St Lawrence, Morden (Anglican)


The first stone and brick church on the current site would have been built soon after the Norman Conquest, although it is possible that there was an earlier wooden Anglo-Saxon church. The nearby Merton Abbey was closed down during the Dissolution of the Monasteries, and the estate sold, being acquired by the Garth family. By the 1630s, the Garths were Puritans, and had the church rebuilt in a more Protestant style, i.e. no places for icons or reservation of bread and wine.


The church has a brick outer wall, with a cross on one side of the church and a bell-tower on the other. An English flag often flies from the tower, but was not there on the day I visited.

The inside of the church features plain white walls lined with memorials to various notable figures from the parish’s history. One which stands out in particular is a large coat of arms of Queen Anne on the south wall, with the words “Fear God and Honour the Queen” written above it. The church’s website suggests this may have been installed due to Anne establishing the Church Commissioners, who until recently paid Anglican clergy.

The windows are stained glass, featuring saints such as Saint Thomas Becket and the eponymous Saint Lawrence. The stained glass windows at the front of the church have inscribed into them the Ten Commandments, together with depictions of Moses and Aaron, and are flanked on one side by a large plaque with the Lord’s Prayer written onto it and on the other side by one with the Apostle’s Creed.

An interesting feature is that the ceiling is lined with hatchments, coats of arms of the families of some of the (presumably more well-off) people who had their funerals at the church in the 1700s.

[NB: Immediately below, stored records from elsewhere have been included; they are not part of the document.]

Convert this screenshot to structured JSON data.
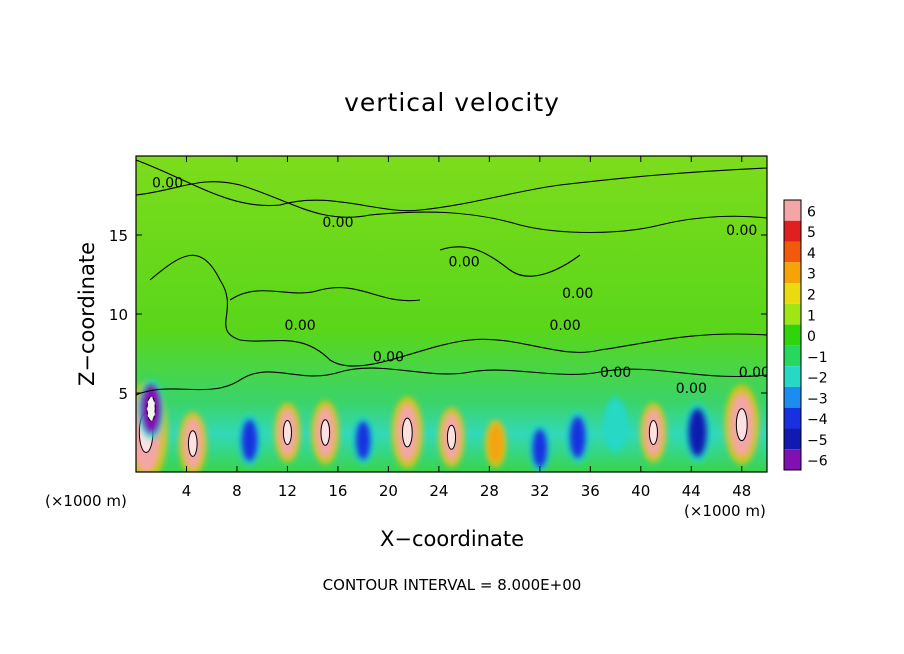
{
  "chart_data": {
    "type": "heatmap",
    "title": "vertical velocity",
    "xlabel": "X−coordinate",
    "ylabel": "Z−coordinate",
    "x_units": "(×1000 m)",
    "y_units": "(×1000 m)",
    "footer": "CONTOUR INTERVAL = 8.000E+00",
    "xlim": [
      0,
      50
    ],
    "ylim": [
      0,
      20
    ],
    "x_ticks": [
      4,
      8,
      12,
      16,
      20,
      24,
      28,
      32,
      36,
      40,
      44,
      48
    ],
    "y_ticks": [
      5,
      10,
      15
    ],
    "colorbar": {
      "levels": [
        6,
        5,
        4,
        3,
        2,
        1,
        0,
        -1,
        -2,
        -3,
        -4,
        -5,
        -6
      ],
      "colors": [
        "#f4a6a6",
        "#e0201e",
        "#f25a0b",
        "#f6a30a",
        "#eadb10",
        "#9ee616",
        "#30d40c",
        "#27d85e",
        "#25d9c4",
        "#1c8cf0",
        "#1830e0",
        "#101ab0",
        "#8010b0"
      ]
    },
    "contour_labels": [
      {
        "text": "0.00",
        "x": 2.5,
        "y": 18
      },
      {
        "text": "0.00",
        "x": 16,
        "y": 15.5
      },
      {
        "text": "0.00",
        "x": 13,
        "y": 9
      },
      {
        "text": "0.00",
        "x": 20,
        "y": 7
      },
      {
        "text": "0.00",
        "x": 26,
        "y": 13
      },
      {
        "text": "0.00",
        "x": 35,
        "y": 11
      },
      {
        "text": "0.00",
        "x": 34,
        "y": 9
      },
      {
        "text": "0.00",
        "x": 38,
        "y": 6
      },
      {
        "text": "0.00",
        "x": 44,
        "y": 5
      },
      {
        "text": "0.00",
        "x": 48,
        "y": 15
      },
      {
        "text": "0.00",
        "x": 49,
        "y": 6
      }
    ],
    "cells": [
      {
        "x": 0.8,
        "y": 2.5,
        "w": 0.25,
        "value": 6
      },
      {
        "x": 1.2,
        "y": 4,
        "w": 0.15,
        "value": -6
      },
      {
        "x": 4.5,
        "y": 1.8,
        "w": 0.16,
        "value": 6
      },
      {
        "x": 9,
        "y": 2,
        "w": 0.13,
        "value": -4
      },
      {
        "x": 12,
        "y": 2.5,
        "w": 0.15,
        "value": 6
      },
      {
        "x": 15,
        "y": 2.5,
        "w": 0.16,
        "value": 6
      },
      {
        "x": 18,
        "y": 2,
        "w": 0.12,
        "value": -4
      },
      {
        "x": 21.5,
        "y": 2.5,
        "w": 0.18,
        "value": 6
      },
      {
        "x": 25,
        "y": 2.2,
        "w": 0.15,
        "value": 6
      },
      {
        "x": 28.5,
        "y": 1.8,
        "w": 0.12,
        "value": 3
      },
      {
        "x": 32,
        "y": 1.5,
        "w": 0.12,
        "value": -4
      },
      {
        "x": 35,
        "y": 2.2,
        "w": 0.13,
        "value": -4
      },
      {
        "x": 38,
        "y": 3,
        "w": 0.14,
        "value": -2
      },
      {
        "x": 41,
        "y": 2.5,
        "w": 0.15,
        "value": 6
      },
      {
        "x": 44.5,
        "y": 2.5,
        "w": 0.15,
        "value": -5
      },
      {
        "x": 48,
        "y": 3,
        "w": 0.2,
        "value": 6
      }
    ]
  }
}
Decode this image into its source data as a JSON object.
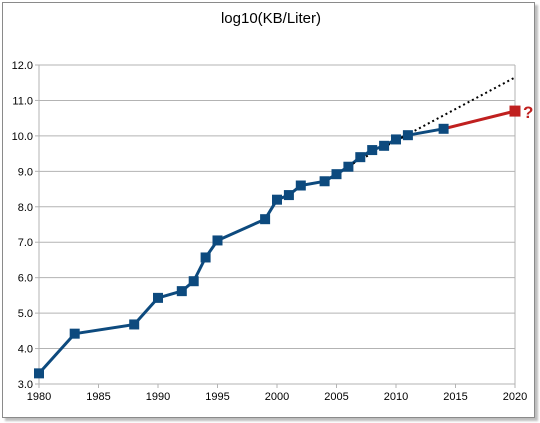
{
  "chart_data": {
    "type": "line",
    "title": "log10(KB/Liter)",
    "xlabel": "",
    "ylabel": "",
    "xlim": [
      1980,
      2020
    ],
    "ylim": [
      3.0,
      12.0
    ],
    "x_ticks": [
      1980,
      1985,
      1990,
      1995,
      2000,
      2005,
      2010,
      2015,
      2020
    ],
    "y_ticks": [
      "3.0",
      "4.0",
      "5.0",
      "6.0",
      "7.0",
      "8.0",
      "9.0",
      "10.0",
      "11.0",
      "12.0"
    ],
    "grid": "horizontal",
    "series": [
      {
        "style": "line-with-square-markers",
        "color": "#0d4a7e",
        "x": [
          1980,
          1983,
          1988,
          1990,
          1992,
          1993,
          1994,
          1995,
          1999,
          2000,
          2001,
          2002,
          2004,
          2005,
          2006,
          2007,
          2008,
          2009,
          2010,
          2011,
          2014
        ],
        "y": [
          3.3,
          4.42,
          4.68,
          5.43,
          5.62,
          5.9,
          6.57,
          7.05,
          7.65,
          8.2,
          8.33,
          8.6,
          8.72,
          8.92,
          9.13,
          9.4,
          9.6,
          9.72,
          9.9,
          10.02,
          10.2
        ]
      },
      {
        "style": "projection",
        "color": "#c0201f",
        "x": [
          2014,
          2020
        ],
        "y": [
          10.2,
          10.7
        ]
      },
      {
        "style": "dotted-trend",
        "color": "#000000",
        "x": [
          2006,
          2020
        ],
        "y": [
          9.15,
          11.65
        ]
      }
    ],
    "annotations": [
      {
        "text": "?",
        "x": 2020,
        "y": 10.7,
        "color": "#c0201f"
      }
    ]
  }
}
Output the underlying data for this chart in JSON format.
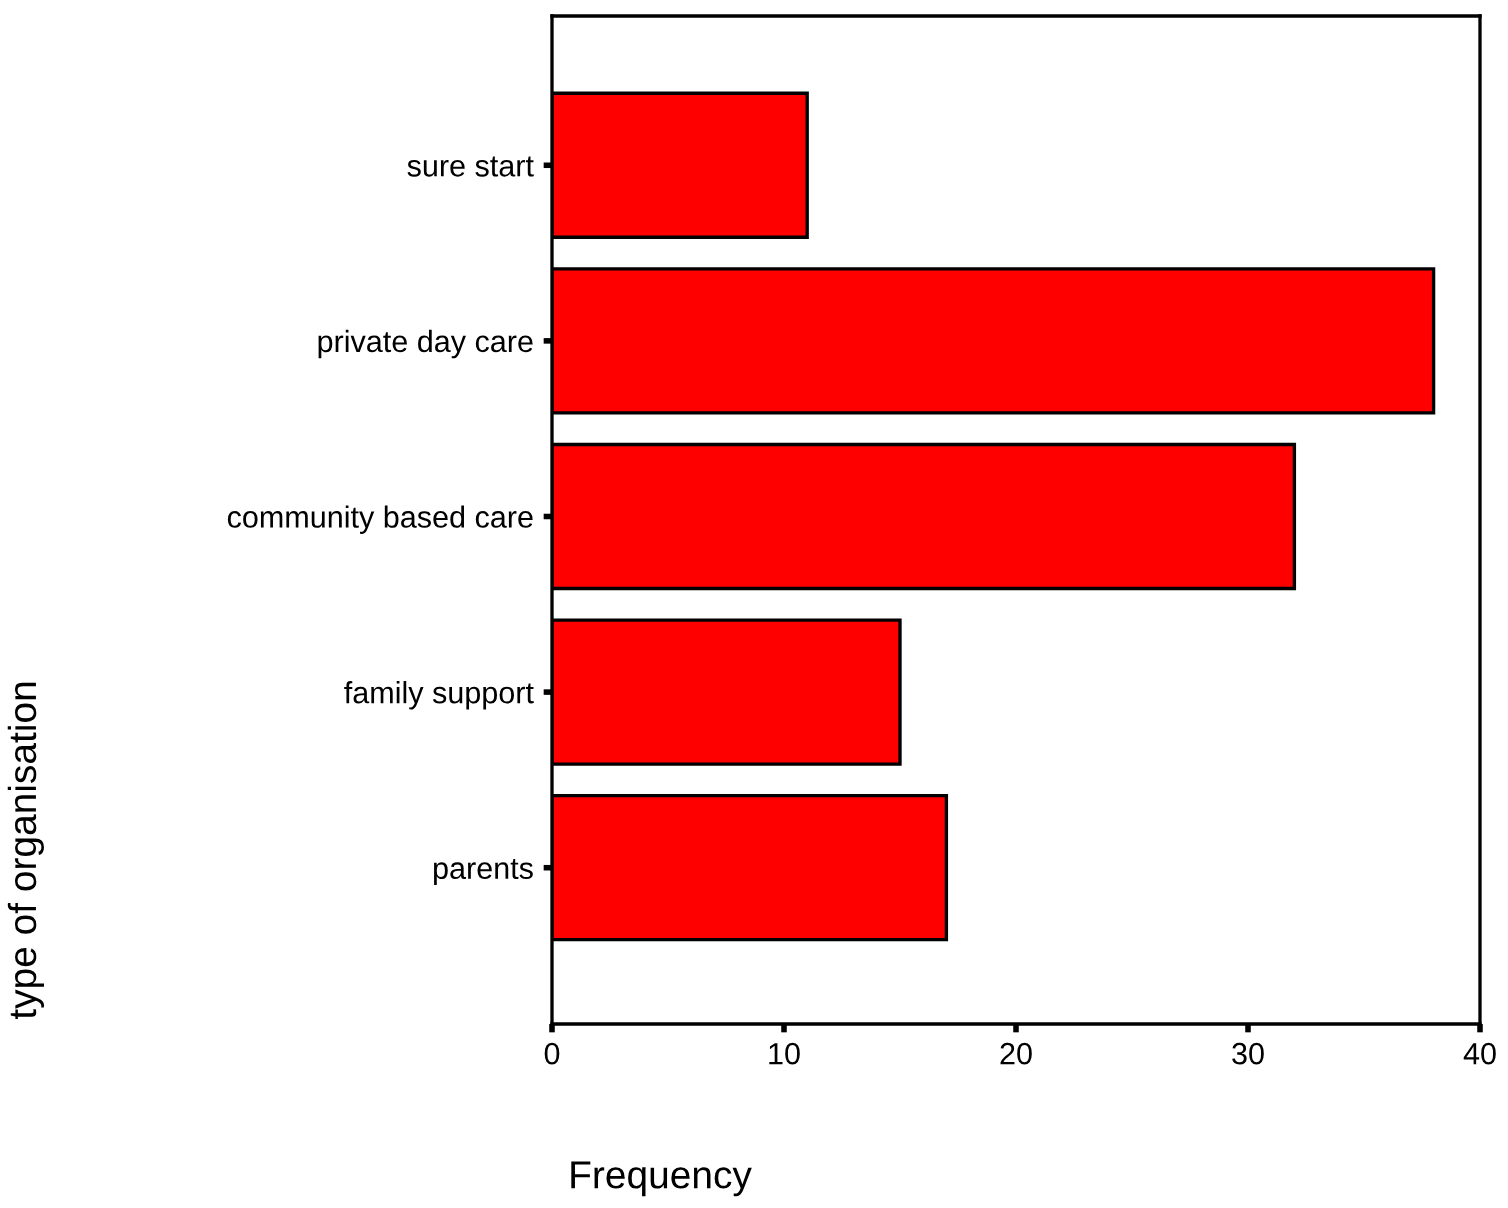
{
  "chart_data": {
    "type": "bar",
    "orientation": "horizontal",
    "categories": [
      "sure start",
      "private day care",
      "community based care",
      "family support",
      "parents"
    ],
    "values": [
      11,
      38,
      32,
      15,
      17
    ],
    "color": "#ff0000",
    "xlim": [
      0,
      40
    ],
    "xticks": [
      0,
      10,
      20,
      30,
      40
    ],
    "xlabel": "Frequency",
    "ylabel": "type of organisation",
    "grid": false,
    "legend": false
  }
}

As explained on a notice given out with the service sheet, the church is (at time of writing) in an “interregnum” between rectors, with the previous one having recently retired after more than 20 years. The service was therefore taken by (whom I presume was) a layman, who from the front of the church directed the hymns and prayers and gave the sermon. Music for the hymns, and for a piece played before the service while people arrived, was provided by a drummer and a lady on a piano.


The congregation was made up of roughly 35 people, filling less than half of the available places in the pews. This would appear to have been less than usual from a comment made by the man who welcomed me – evidently used to seeing more people in attendance – who joked that “they must all be sunbathing” (the weather being particularly hot that day). There was a good variety of different ages and balance between genders, with several people of ethnic minority as well.


The service started with a hymn, followed by prayers. After another hymn, there were two Bible readings – Galatians 6:7-16 and Luke 10:1-11 and 16-20 – followed after another hymn by the sermon. The readings were taken from the same books as those at the service at Hackbridge All Saints last month, and the semon was on the same topic of faith and works, leading me to assume that said subject is in Anglican lectionaries for this time of year. The sermon was followed by notices and another hymn, and the service ended with more prayers and a final hymn.

The words to hymns were projected onto a slide hanging from the ceiling, and were accompanied by music from a drum kit – some of the congregation even clapped in time to the beat with one of the hymns. This contrasted with the impression given by the sombre memorials and aloof hatchments of the church building to give the service itself a very lively, modern feel.


I had to leave soon after the service finished due to prior arrangements, but I saw most of the members of the congregation leave through a door at the back of the church towards a parish hall, where I had been told coffees would be served after the service.